Another limitation to consider is the use of the HDRS. A number of studies have criticised the scale’s ability to measure the severity of the patient’s depression and have concluded that the scale suffers from poor retest and inter-rater reliability, poor content validity, as well as poor replication across samples [
As a result of the limitations listed above, a number of improvements should be sought in future meta-analyses. However, since many of the limitations are due to the design of the studies themselves, this will add a degree of difficulty for subsequent meta-analyses to overcome. Future work on the effects of patient age and diagnosis of unipolar versus bipolar depression, when comparing the two treatment modalities, would help to shed further light onto the significant difference found in this meta-analysis. Comparison of the short term and long term side effects would also be an essential step in the risk/benefit analysis of the two treatment modalities, allowing clinicians to select the most appropriate modality for particular patients.

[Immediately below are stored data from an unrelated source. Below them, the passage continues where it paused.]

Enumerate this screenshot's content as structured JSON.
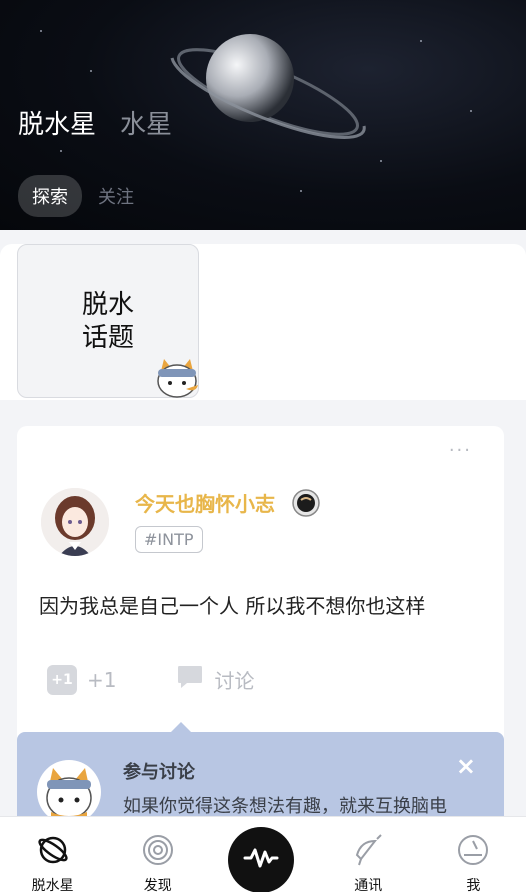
{
  "header": {
    "title": "脱水星",
    "subtitle": "水星",
    "tabs": [
      {
        "label": "探索",
        "active": true
      },
      {
        "label": "关注",
        "active": false
      }
    ]
  },
  "topics": {
    "card_label": "脱水\n话题"
  },
  "post": {
    "more": "···",
    "username": "今天也胸怀小志",
    "mbti": "#INTP",
    "text": "因为我总是自己一个人 所以我不想你也这样",
    "plus_label": "+1",
    "plus_count": "+1",
    "discuss_label": "讨论"
  },
  "tooltip": {
    "title": "参与讨论",
    "description": "如果你觉得这条想法有趣，就来互换脑电",
    "close": "×"
  },
  "nav": {
    "items": [
      {
        "label": "脱水星",
        "icon": "planet-icon",
        "active": true
      },
      {
        "label": "发现",
        "icon": "spiral-icon",
        "active": false
      },
      {
        "label": "",
        "icon": "wave-icon",
        "active": false
      },
      {
        "label": "通讯",
        "icon": "satellite-icon",
        "active": false
      },
      {
        "label": "我",
        "icon": "profile-icon",
        "active": false
      }
    ]
  },
  "colors": {
    "accent": "#e8b64a",
    "tooltip_bg": "#b8c6e3",
    "header_bg": "#0a0d14"
  }
}
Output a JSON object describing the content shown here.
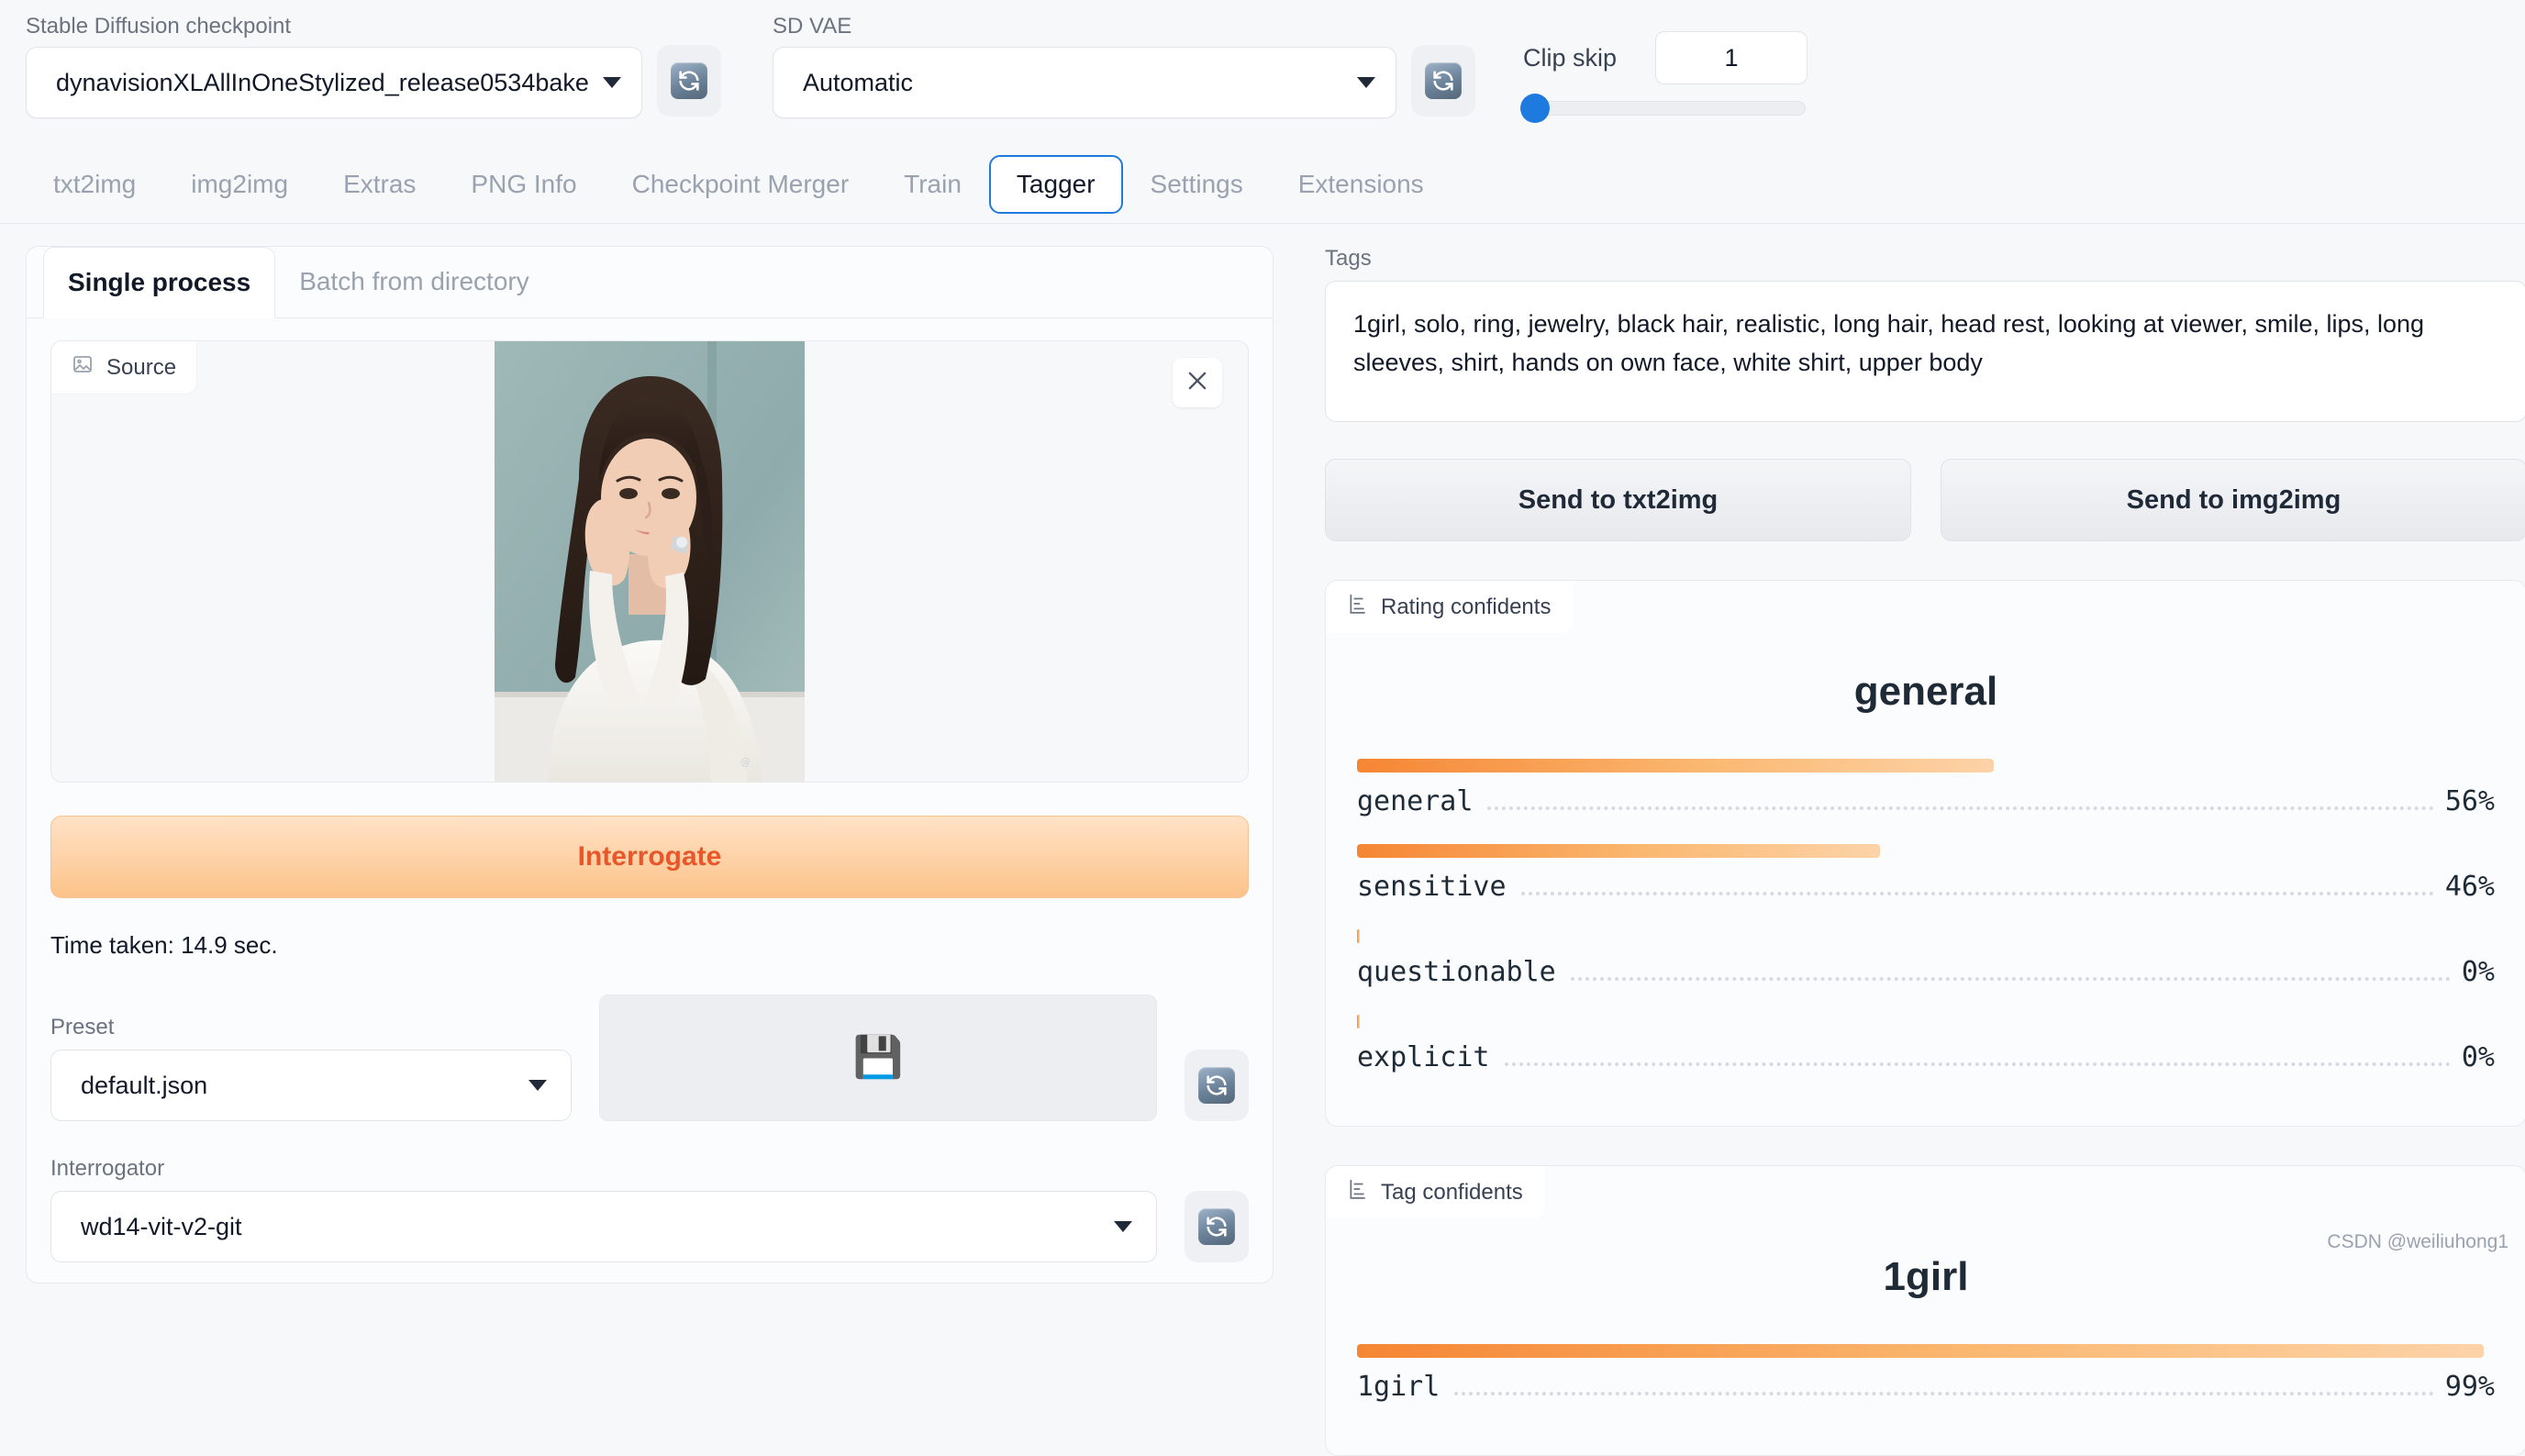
{
  "topbar": {
    "checkpoint_label": "Stable Diffusion checkpoint",
    "checkpoint_value": "dynavisionXLAllInOneStylized_release0534bake",
    "vae_label": "SD VAE",
    "vae_value": "Automatic",
    "clip_skip_label": "Clip skip",
    "clip_skip_value": "1",
    "refresh_icon": "refresh-icon"
  },
  "tabs": [
    {
      "label": "txt2img",
      "active": false
    },
    {
      "label": "img2img",
      "active": false
    },
    {
      "label": "Extras",
      "active": false
    },
    {
      "label": "PNG Info",
      "active": false
    },
    {
      "label": "Checkpoint Merger",
      "active": false
    },
    {
      "label": "Train",
      "active": false
    },
    {
      "label": "Tagger",
      "active": true
    },
    {
      "label": "Settings",
      "active": false
    },
    {
      "label": "Extensions",
      "active": false
    }
  ],
  "left": {
    "subtabs": [
      {
        "label": "Single process",
        "active": true
      },
      {
        "label": "Batch from directory",
        "active": false
      }
    ],
    "source_chip_label": "Source",
    "source_chip_icon": "image-icon",
    "close_icon": "close-icon",
    "interrogate_label": "Interrogate",
    "time_taken": "Time taken: 14.9 sec.",
    "preset_label": "Preset",
    "preset_value": "default.json",
    "save_icon": "floppy-disk-icon",
    "interrogator_label": "Interrogator",
    "interrogator_value": "wd14-vit-v2-git"
  },
  "right": {
    "tags_label": "Tags",
    "tags_value": "1girl, solo, ring, jewelry, black hair, realistic, long hair, head rest, looking at viewer, smile, lips, long sleeves, shirt, hands on own face, white shirt, upper body",
    "send_txt2img": "Send to txt2img",
    "send_img2img": "Send to img2img",
    "rating_panel_label": "Rating confidents",
    "tag_panel_label": "Tag confidents",
    "panel_icon": "bar-chart-icon"
  },
  "watermark": "CSDN @weiliuhong1",
  "colors": {
    "accent_orange": "#f58634",
    "accent_orange_light": "#fcd3a8",
    "interrogate_text": "#e8562a",
    "tab_active_border": "#1f7ae0",
    "slider_thumb": "#1f7ae0"
  },
  "chart_data": [
    {
      "type": "bar",
      "title": "general",
      "panel": "Rating confidents",
      "orientation": "horizontal",
      "xlim": [
        0,
        100
      ],
      "grid": false,
      "categories": [
        "general",
        "sensitive",
        "questionable",
        "explicit"
      ],
      "values": [
        56,
        46,
        0,
        0
      ],
      "labels": [
        "56%",
        "46%",
        "0%",
        "0%"
      ],
      "xlabel": "",
      "ylabel": ""
    },
    {
      "type": "bar",
      "title": "1girl",
      "panel": "Tag confidents",
      "orientation": "horizontal",
      "xlim": [
        0,
        100
      ],
      "grid": false,
      "categories": [
        "1girl"
      ],
      "values": [
        99
      ],
      "labels": [
        "99%"
      ],
      "xlabel": "",
      "ylabel": ""
    }
  ]
}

In conclusion, this report comparing the effects of rTMS and ECT in the treatment of depression, whilst showing ECT’s superiority when compared directly to rTMS, also shows that rTMS can be considered as a useful adjunct to the therapeutic interventions in depression currently available. Whilst not proving beyond reasonable doubt the efficacy of rTMS, this meta-analysis indicates an important role for rTMS in the management of treatment resistant depression, especially in select patient groups. However, the future success and deployment of this treatment modality will largely be contingent upon further technological as well as logistical advances that can help to clarify effective use, cost-effectiveness, access to treatment, and patient selection.
There are no conflict of interests declared by the author.